More broadly, expected volatility has a lot to do with how attractive financial assets are. It is the main parameter in pricing options, so it determines the cost of insuring against uncertain outcomes. When options are cheap, investors are happier to take the plunge in financial markets. When they are expensive—ie, when it costs more to hedge a bet—investors think twice. They tend to commit less capital to “risky” investment and for shorter periods.

So volatility has a bearing on economic growth, and rising uncertainty is not good news for future output. It may seem strange to worry about this now, when America’s third-quarter GDP figures have just come in stronger than expected, Britain’s housing meltdown seems to be on hold and Europe’s company bosses are raiding their cash hoards to acquire other businesses. But there are big question marks ahead. It is no accident that the VIX, often called the “fear gauge”, is rising. In October, State Street’s investor-confidence index hit its lowest since its launch two years ago.

Volatility was uncannily low until recently in large part because inflation and interest rates were too. A tide of liquidity swept through financial markets, exploiting anomalies, arbitraging opportunities and dampening volatility. Long investors saw little need to buy options against the chance that things might take a nasty turn in this best of all possible worlds, while others were all too happy to make a buck selling them. There was plenty of supply and not all that much demand, so the VIX snoozed in the teens.

Defter monetary management also played a role. Investors got used to trusting central banks to keep the financial-market show on the road, as they showed they could and would after the failure of Long-Term Capital Management, a big hedge fund, in 1998 and the bursting of the stockmarket bubble in 2000-01. And the Fed’s new policy of giving forward-looking statements on interest rates also soothed the markets: since August 2003, the expected volatility of Treasury notes has fallen by a third, on one measure.

Goodbye to all that

But low inflation, low interest rates and untroubled confidence in safe hands at the helm are fast becoming things of the past. Oil-price hikes have helped to push up inflation around the world. The Fed raised short-term rates again on Tuesday, to 4%—its 12th quarter-point hike since the middle of last year—and looks likely to do so at least once more in the next three months. The European Central Bank may soon follow its tough talk on inflation with some tough action. Japan is more likely to raise rates than to cut them. Alex Ypsilanti, a strategist at Merrill Lynch, points out that over the past ten years the troughs in volatility have come one-and-a-half to two years after the low points in three-month dollar LIBOR (interbank) rates. The Fed started raising rates 16 months ago.

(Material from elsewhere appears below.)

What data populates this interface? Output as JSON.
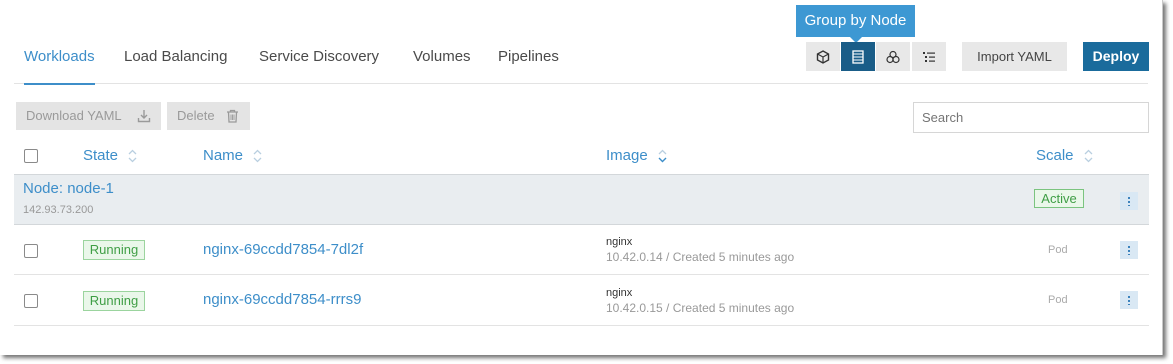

Add to this equation a new Fed chairman, especially one who may tighten just that bit too much in order to live down a reputation of being soft on inflation, and increased volatility looks virtually assured. Indeed, it could scarcely be otherwise. Looking into previous Fed handovers, Goldman Sachs found that financial markets were more unsettled in the first year than in almost all the rest of the new chairman’s time in office.

And finally, while the outlook is not all bleak—far from it—there are risks out there that neither central bankers nor financial markets nor politicians know how to handle yet. These include huge global trade imbalances and the shift in the balance of economic power that these imply; the rapid proliferation of financial instruments (mainly credit derivatives) whose valuation and ownership are not always clear; and the rising indebtedness of households, particularly in America and Britain. Given all that, it is hardly surprising that volatility is stirring again. What is amazing is that it’s not racing down the road and barking.